Lalu apabila ketiga langkah ini semua tidak berguna, maka masalahnya dikeluarkan dari lingkup suami istri lalu diangkat ke pengadilan, “Dan jika kamu khawatirkan ada persengketaan antara keduanya, maka kirimlah seorang juru damai dari keluarga laki-laki dan seorang lagi dari keluarga perempuan. Jika kedua orang hakam itu bermaksud mengadakan perbaikan, niscaya Allah memberi taufik kepada suami-istri itu.”. Pada kondisi seperti ini masing-masing dari keluarga istri dan suami turut andil melakukan upaya memecahkan pertikaian dan melakukan ishlah di antara mereka. Semua itu dilakukan demi utuhnya ikatan berumah tangga, terhindar dari segala sesuatu yang dapat mengancam keutuhan dan eksistensi keluarga. Yang demikian itu apabila “kedurhakaan” terjadi dari pihak istri.

Adapun jika kedurhakaan itu terjadi dari pihak suami, seperti secara sengaja dia melecehkan istrinya tanpa alasan, maka istri hendaknya berupaya melakukan ishlah dengan suaminya, seperti dengan cara mengkompromikan sebagian apa yang telah menjadi haknya, seperti memberikan sebagian mahar, membiarkannya tidak tidur bersamanya untuk beberapa hari atau mengkompromikan masalah nafkah agar sang istri tetap berada di bahwah naungan suami, atau sang istri menyerahkan semua hak-haknya agar suami mau menceraikannya, sebagaimana hal itu difirmankan oleh Allah Subhaanahu Wata’ala, “Maka tidak berdosa bagi keduanya tentang bayaran yang diberikan oleh istri untuk menebus dirinya.” (Al-Baqarah: 229). Maka jika hal itu terjadi sesuai dengan kerelaan istri, maka pembayaran itu halal bagi suami.

Namun suami tidak boleh mempersulit istri dengan maksud agar istri secara terpaksa akan melakukan penebusan diri dengan harta yang ia miliki. Allah Subhaanahu Wata’ala berfirman,

وَلَا تَعْضُلُوهُنَّ لِتَذْهَبُوا بِبَعْضِ مَا آتَيْتُمُوهُنَّ

“Dan janganlah kamu menyusahkan mereka (istri) karena hendak mengambil kembali sebagian dari apa yang telah kamu berikan kepadanya.” (An-Nisa’: 19).

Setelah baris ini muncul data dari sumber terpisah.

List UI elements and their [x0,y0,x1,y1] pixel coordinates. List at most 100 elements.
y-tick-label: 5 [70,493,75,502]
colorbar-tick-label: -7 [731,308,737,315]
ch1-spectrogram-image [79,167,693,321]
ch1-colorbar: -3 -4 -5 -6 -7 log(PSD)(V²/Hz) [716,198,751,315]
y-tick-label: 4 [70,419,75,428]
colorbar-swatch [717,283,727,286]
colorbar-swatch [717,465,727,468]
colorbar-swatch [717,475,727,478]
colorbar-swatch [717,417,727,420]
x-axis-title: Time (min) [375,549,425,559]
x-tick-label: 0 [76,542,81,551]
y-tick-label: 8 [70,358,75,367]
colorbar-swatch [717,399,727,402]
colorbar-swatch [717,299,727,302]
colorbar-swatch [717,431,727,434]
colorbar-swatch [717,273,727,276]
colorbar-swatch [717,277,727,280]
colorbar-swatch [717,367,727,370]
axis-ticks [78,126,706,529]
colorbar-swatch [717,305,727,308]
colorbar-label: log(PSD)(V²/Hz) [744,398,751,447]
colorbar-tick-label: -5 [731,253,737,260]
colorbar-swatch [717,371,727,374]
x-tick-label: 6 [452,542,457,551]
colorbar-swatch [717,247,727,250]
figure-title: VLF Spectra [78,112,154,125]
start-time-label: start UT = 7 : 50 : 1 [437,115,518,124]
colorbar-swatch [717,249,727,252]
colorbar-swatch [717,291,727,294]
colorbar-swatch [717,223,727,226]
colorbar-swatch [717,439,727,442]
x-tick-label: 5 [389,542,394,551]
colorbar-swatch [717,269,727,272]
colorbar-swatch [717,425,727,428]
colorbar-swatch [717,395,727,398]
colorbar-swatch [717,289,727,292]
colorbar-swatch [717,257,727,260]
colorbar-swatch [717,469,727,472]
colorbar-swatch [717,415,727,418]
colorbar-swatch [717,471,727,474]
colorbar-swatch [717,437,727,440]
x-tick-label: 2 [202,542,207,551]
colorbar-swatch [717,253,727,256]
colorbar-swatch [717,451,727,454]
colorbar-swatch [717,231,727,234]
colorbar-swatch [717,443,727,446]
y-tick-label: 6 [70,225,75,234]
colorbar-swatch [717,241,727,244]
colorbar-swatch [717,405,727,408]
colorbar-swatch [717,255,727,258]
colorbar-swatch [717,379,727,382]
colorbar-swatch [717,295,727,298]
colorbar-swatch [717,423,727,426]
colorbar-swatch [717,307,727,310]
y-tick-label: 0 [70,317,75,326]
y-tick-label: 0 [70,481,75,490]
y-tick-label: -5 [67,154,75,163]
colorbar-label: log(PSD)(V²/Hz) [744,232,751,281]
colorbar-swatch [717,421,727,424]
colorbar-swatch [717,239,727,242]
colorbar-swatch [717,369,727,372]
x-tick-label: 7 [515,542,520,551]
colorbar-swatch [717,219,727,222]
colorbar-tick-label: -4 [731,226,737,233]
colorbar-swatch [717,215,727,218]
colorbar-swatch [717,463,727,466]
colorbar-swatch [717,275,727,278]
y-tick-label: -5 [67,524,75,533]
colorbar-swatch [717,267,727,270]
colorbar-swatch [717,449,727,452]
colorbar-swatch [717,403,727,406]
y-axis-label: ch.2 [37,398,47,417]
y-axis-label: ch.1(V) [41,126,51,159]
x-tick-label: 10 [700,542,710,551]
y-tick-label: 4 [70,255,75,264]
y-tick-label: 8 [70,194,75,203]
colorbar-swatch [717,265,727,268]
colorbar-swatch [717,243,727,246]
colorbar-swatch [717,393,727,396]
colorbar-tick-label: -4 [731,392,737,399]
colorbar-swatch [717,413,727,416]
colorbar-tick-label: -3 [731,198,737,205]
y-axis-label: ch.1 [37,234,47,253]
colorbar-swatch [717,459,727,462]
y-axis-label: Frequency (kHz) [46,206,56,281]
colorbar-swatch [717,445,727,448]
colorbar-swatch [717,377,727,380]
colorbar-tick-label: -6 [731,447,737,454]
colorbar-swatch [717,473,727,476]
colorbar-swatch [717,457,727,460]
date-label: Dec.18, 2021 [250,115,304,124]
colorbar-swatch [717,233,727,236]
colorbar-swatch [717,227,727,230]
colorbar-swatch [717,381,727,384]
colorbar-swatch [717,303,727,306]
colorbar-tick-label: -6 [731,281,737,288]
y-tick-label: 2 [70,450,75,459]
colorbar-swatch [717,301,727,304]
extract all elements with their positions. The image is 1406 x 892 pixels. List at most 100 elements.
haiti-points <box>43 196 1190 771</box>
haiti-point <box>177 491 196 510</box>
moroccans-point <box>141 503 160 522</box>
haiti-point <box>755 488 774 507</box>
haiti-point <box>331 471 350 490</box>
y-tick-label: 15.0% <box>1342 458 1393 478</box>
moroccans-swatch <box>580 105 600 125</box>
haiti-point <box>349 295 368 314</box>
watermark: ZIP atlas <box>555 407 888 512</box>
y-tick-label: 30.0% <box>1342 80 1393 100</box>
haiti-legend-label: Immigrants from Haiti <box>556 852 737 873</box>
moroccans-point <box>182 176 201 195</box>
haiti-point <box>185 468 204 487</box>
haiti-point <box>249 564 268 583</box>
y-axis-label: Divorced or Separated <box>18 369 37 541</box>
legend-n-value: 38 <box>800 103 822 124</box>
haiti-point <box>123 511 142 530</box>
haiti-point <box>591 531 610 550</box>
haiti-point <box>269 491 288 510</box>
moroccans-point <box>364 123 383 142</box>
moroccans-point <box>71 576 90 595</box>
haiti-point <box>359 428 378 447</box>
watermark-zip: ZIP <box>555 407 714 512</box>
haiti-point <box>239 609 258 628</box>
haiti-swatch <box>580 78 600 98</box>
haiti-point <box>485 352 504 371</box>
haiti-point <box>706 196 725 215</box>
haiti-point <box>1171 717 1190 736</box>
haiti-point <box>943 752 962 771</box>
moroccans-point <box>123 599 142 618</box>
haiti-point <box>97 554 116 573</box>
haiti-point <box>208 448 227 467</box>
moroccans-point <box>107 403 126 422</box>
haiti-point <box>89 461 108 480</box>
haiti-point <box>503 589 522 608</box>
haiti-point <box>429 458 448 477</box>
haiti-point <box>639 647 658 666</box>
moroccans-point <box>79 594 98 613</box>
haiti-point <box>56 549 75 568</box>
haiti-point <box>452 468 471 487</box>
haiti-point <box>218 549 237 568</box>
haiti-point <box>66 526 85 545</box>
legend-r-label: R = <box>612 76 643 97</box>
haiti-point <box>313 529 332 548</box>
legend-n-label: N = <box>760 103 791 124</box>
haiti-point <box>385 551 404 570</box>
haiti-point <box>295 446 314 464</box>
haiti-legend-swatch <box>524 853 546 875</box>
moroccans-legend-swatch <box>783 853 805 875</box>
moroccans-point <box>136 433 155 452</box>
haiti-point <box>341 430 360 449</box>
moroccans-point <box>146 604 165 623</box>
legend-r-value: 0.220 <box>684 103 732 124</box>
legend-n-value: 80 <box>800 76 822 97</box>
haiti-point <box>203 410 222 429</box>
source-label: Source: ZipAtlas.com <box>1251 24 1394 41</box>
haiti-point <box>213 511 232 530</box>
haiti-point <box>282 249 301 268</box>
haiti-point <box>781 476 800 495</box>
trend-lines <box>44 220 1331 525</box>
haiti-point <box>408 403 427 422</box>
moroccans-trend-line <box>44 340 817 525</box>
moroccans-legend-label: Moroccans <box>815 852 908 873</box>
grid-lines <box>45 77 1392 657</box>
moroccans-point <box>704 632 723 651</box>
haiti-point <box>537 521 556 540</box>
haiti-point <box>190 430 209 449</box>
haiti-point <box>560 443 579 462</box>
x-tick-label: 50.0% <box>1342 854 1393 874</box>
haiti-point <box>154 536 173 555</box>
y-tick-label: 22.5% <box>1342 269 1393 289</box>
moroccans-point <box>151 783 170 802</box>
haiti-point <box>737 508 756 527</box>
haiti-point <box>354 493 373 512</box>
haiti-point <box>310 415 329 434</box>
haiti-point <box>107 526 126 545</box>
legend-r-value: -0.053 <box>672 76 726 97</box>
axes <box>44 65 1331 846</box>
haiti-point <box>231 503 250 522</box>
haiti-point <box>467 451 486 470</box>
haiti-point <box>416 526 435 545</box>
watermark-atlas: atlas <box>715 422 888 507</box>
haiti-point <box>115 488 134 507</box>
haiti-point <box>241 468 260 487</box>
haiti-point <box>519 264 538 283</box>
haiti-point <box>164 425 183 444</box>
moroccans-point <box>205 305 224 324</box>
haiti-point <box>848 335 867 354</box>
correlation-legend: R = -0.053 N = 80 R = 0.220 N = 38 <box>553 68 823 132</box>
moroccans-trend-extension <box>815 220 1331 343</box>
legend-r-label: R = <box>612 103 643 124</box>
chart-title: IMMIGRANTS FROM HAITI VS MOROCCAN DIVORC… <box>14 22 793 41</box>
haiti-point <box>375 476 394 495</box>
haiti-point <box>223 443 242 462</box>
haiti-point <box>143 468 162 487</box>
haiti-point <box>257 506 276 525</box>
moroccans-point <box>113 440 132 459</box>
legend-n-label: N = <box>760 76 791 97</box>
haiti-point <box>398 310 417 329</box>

Kecuali kalau istri melakukan tindak kriminal zina (perselingkuhan), maka dalam kondisi seperti ini suami boleh melakukan tekanan kepada istri agar ia membayar tebusan dirinya. Dan suami berhak untuk melakukan tekanan terhadap istrinya sebagai imbalan atas pengkhianatannya, sehingga istri rela mengembalikan mahar yang pernah ia terima dari suami. Dan di saat tidak mungkin lagi dilakukan perdamaian antara suami-istri, maka tidak ada pilihan lain selain memisah istri dengan cara yang baik, sebagaimana firman Allah,

فَإِمْسَاكٌ بِمَعْرُوفٍ أَوْ تَسْرِيحٌ بِإِحْسَانٍ

“Boleh rujuk dengan cara yang baik atau menceraikan dengan cara yang baik pula.” (Al-Baqarah: 229).